But they grew up to be part of David Bowie's band...
 
New Year's Eve 1971, I was listening to Debaser counting down KB's Top 100 of the year. As he explained how the countdown was tabulated by assigning points based on the K-Big weekly survey, I decided I'd keep track the following year, and next New Year's Eve, see if my countdown would match his.

Adding to the challenge was my living 300 miles away in Southern Vermont. When the weather got warmer and the days longer, it naturally became a little more difficult to catch the current "Capsule Countdown". One week in June I did miss...so I wrote to Debaser and explained what I was doing. A couple weeks later, his personal secretary had written back with the actual in-studio playlist for that missing week enclosed.
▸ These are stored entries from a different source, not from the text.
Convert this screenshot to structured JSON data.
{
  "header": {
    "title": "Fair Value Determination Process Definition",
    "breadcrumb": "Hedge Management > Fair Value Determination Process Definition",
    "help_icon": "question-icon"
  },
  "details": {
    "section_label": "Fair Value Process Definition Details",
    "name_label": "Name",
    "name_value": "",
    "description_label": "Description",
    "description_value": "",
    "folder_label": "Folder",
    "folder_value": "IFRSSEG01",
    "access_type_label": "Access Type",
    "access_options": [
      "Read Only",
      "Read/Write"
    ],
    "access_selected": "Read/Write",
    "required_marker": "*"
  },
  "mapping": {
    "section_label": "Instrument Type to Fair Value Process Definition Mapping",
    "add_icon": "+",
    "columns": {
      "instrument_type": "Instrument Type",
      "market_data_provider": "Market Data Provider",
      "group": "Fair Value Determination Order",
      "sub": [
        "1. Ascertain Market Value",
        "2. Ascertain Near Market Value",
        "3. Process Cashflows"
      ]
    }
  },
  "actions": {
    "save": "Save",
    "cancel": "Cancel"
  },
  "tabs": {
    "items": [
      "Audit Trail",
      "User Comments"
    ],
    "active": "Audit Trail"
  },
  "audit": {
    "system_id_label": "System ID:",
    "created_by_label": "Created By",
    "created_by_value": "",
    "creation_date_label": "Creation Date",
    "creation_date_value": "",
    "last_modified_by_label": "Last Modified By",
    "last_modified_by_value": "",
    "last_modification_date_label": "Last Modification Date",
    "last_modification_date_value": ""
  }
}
The following New Year's Eve, the countdown ran eight hours...filled with artist interviews and other trivia (I assume it was one of those "Opus" packages that you customized for your station)...and my tabulations were, for the most part, spot-on. But as the top 10 unfolded, it all began to unravel...as my #1 song, "Alone Again Naturally", came in at #2 or #3 (I don't remember)..."American Pie" had a 9-week run at the top of the weekly survey but the first couple of those weeks were in 1971...so how could it be the number one song of 1972?

I picked up the phone...1-716-644-9850...and after a couple rings, there was Debaser. And as I explained how I'd tracked the Top 10 every week for the past year...he noted to me that the countdown also had some of Billboard's results mixed in...and that the real #1 song of the year was "The First Time Ever I Saw Your Face...but that just wasn't palatable."

At the tender age of 15...here my first exposure to the behind-the-scenes theater that later in my own career would characterize thousands of Top 8@8's, weekly playlists and year-end countdowns. A theater that only ended recently with the advent of Vortal and WordPress apps for tracking actual votes.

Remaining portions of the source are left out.